A Confidential Story of Well-Kept Secrets

The presentation discusses the importance of secure secret strategies in Kubernetes and highlights the vulnerabilities around the storage, sharing, and consumption of secrets in Kubernetes.

• The best-kept secrets are the ones we've never heard of or told others about
• A secure secret strategy in Kubernetes depends on addressing questions such as where the secret is kept, who needs to know about it, how it gets shared, and how to prevent it from being easily interpreted
• The vulnerabilities around the storage, sharing, and consumption of secrets in Kubernetes are well known and more likely to be exploited
• The presentation shares a real-world project's Kubernetes secret strategy in relation to these questions and how to develop a framework for a secure secret lifecycle in Kubernetes environments
• The presentation includes a demo using ESO, ArgoCD, and OPA Gatekeeper

The presenter shares an anecdote about being part of a team responsible for migrating a microservice-based project into the Kubernetes environment. They needed to find a way of storing sensitive database credentials and came across the concept of secrets in Kubernetes. However, they soon found out that secrets are not encrypted by default, leading to vulnerabilities and risks. The team had to go back to the Panic Room and figure out the main risks and vulnerabilities of storing secrets in Kubernetes.

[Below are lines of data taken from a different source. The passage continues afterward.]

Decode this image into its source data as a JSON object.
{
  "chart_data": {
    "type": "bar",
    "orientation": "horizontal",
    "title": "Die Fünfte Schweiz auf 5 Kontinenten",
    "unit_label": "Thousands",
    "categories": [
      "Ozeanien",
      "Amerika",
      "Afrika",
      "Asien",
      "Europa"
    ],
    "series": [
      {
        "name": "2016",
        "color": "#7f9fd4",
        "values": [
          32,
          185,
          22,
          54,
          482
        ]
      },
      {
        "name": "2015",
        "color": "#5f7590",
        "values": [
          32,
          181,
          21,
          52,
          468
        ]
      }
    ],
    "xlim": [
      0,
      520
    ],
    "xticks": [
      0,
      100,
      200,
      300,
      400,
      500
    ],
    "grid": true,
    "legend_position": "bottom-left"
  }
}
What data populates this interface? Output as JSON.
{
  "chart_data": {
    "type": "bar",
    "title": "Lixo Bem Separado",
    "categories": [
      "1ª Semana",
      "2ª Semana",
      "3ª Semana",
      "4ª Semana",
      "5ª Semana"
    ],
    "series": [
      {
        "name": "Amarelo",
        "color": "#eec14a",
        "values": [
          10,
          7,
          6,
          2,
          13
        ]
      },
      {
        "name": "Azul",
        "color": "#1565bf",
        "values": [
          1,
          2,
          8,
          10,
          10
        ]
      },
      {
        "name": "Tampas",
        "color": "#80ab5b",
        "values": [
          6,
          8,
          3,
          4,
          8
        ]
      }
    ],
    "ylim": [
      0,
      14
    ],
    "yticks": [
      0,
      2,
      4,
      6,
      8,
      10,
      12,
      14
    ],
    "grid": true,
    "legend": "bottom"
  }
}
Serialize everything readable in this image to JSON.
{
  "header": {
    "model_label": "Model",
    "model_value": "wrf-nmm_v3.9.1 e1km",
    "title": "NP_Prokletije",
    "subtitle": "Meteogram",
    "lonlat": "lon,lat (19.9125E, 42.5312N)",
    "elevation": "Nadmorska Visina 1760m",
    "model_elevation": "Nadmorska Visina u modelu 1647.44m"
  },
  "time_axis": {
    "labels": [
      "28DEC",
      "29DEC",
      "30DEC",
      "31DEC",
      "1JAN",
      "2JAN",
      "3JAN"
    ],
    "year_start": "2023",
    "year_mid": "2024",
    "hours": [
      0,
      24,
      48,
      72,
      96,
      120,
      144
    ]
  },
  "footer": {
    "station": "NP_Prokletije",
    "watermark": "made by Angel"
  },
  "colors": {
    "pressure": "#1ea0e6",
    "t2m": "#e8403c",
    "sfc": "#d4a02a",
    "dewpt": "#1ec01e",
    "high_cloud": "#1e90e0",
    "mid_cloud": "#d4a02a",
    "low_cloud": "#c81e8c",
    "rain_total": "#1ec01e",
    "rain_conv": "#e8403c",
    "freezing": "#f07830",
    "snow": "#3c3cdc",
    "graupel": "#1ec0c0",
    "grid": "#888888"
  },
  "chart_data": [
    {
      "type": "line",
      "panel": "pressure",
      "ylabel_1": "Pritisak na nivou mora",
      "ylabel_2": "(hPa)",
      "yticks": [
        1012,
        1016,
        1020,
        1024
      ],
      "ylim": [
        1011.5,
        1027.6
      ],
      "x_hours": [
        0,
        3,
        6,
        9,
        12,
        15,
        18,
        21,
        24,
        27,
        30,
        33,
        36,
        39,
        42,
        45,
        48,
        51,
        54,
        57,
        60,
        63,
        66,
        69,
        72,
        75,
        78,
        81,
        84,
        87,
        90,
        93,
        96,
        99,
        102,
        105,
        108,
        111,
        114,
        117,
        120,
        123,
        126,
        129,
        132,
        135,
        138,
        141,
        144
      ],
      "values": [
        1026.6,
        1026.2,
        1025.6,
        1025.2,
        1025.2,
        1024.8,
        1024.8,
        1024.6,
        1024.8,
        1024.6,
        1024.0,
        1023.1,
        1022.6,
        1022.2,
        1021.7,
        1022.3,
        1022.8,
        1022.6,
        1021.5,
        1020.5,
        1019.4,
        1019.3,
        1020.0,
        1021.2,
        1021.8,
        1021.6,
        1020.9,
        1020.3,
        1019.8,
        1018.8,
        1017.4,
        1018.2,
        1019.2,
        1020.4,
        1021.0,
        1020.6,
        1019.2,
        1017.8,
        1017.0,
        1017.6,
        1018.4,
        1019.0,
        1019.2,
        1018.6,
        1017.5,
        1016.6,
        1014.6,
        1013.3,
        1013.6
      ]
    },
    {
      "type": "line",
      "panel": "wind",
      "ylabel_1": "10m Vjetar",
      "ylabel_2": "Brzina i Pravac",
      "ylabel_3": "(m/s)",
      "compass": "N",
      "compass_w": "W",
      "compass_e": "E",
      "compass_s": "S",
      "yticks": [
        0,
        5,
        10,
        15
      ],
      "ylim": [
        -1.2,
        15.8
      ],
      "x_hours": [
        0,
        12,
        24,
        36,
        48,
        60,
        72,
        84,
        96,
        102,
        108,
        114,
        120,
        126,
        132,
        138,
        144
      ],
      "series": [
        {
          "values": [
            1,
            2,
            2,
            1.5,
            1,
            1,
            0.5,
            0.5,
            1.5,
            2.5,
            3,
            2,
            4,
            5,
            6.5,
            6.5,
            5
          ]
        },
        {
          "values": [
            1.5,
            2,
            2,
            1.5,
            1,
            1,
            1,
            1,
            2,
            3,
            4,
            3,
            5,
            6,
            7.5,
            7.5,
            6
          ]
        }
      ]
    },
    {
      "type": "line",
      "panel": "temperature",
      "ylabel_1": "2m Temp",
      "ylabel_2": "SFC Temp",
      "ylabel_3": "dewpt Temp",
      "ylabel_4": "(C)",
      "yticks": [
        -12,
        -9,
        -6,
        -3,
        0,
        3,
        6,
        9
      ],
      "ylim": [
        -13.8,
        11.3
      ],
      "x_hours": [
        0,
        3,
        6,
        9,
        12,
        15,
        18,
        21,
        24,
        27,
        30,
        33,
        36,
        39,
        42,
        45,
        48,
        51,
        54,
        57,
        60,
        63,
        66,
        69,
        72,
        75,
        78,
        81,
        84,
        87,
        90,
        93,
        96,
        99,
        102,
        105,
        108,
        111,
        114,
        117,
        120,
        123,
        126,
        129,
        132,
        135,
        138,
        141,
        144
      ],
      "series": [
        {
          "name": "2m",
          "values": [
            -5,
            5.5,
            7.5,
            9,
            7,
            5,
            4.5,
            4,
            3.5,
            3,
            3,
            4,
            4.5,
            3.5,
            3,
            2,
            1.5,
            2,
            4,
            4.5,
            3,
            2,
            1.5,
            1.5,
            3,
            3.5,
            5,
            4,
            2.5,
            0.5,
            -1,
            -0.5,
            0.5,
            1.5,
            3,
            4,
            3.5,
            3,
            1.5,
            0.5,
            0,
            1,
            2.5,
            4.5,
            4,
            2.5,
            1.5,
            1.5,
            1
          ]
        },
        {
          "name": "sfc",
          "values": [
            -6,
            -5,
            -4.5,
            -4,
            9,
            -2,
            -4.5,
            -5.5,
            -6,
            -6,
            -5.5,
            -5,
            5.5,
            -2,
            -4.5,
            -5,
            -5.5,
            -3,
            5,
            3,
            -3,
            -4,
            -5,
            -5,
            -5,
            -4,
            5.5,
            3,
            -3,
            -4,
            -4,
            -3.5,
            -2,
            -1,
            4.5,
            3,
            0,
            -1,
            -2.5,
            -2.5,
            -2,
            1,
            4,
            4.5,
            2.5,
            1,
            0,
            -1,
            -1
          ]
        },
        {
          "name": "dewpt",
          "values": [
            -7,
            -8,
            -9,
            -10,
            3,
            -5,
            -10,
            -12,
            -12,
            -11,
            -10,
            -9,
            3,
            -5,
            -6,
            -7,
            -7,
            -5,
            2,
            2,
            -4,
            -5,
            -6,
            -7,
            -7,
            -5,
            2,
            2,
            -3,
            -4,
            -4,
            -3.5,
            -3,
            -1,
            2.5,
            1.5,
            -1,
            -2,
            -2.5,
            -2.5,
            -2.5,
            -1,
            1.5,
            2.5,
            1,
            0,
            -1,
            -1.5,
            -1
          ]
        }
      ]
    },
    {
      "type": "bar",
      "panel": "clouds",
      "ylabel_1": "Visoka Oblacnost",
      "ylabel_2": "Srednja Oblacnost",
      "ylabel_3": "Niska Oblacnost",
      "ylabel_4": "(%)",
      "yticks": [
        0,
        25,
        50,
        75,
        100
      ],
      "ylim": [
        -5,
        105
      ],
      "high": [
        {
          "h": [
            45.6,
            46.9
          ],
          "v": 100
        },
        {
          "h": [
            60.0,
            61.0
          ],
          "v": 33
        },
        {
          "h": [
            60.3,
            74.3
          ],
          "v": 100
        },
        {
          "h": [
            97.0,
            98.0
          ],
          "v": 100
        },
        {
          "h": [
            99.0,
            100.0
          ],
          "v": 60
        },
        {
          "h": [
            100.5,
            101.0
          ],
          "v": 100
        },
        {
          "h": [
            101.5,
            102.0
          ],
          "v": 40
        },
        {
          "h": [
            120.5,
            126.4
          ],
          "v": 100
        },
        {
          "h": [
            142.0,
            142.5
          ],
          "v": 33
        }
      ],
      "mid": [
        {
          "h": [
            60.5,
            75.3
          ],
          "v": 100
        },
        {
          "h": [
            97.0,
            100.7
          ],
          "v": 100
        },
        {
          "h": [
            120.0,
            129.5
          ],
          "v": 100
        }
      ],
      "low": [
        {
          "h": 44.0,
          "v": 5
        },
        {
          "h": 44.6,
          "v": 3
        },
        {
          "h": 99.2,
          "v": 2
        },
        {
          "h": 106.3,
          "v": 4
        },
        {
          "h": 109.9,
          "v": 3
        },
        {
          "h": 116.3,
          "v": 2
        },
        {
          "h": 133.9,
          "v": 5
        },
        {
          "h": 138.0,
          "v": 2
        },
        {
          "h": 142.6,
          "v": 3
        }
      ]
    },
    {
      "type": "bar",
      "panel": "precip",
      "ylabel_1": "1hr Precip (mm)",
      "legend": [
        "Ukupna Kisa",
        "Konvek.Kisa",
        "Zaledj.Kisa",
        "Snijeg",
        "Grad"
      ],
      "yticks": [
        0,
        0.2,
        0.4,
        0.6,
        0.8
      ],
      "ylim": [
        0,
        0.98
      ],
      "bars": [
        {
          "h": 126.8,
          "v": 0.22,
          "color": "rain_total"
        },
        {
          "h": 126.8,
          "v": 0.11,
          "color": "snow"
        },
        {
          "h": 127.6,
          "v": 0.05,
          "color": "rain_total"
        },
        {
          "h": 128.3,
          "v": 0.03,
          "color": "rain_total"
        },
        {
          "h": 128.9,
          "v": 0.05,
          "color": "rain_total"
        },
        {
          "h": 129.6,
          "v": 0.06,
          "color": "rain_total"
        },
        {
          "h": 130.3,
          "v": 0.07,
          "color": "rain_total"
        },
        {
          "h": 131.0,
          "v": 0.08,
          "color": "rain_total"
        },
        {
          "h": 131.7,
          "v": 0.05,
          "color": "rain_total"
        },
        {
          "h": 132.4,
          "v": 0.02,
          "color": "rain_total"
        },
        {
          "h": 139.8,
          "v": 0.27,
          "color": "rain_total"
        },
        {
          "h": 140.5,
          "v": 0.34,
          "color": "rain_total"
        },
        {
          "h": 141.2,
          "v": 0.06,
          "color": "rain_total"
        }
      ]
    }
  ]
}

For generations, secrets have been kept, shared, and exposed. Most would agree that the best-kept secrets are the ones we've never heard of or told others about. The concepts that revolve around maintaining safe secrets are universal and stem from addressing these questions: "Where is the secret kept?", "Who needs to know about the secret?", "How does the secret get shared with the relevant parties?", and "How do you prevent the secret from being easily interpreted?" The answers can help you create a secure lifecycle for storing, sharing, and consuming secrets. In Kubernetes, a secure secret strategy depends on the answers to these same questions. Now more than ever, the vulnerabilities around the storage, sharing, and consumption of secrets in Kubernetes are well known, and as a result, more likely to be exploited. In this talk, Lukonde Mwila will share why addressing these questions can optimize managing sensitive data in Kubernetes. In addition, he'll highlight details of a Kubernetes secret strategy from a real-world project in relation to these questions. Lastly, he'll share how answers to these questions can be used to develop a framework for a secure secret lifecycle in Kubernetes environments with a demo using ESO, ArgoCD, and OPA Gatekeeper.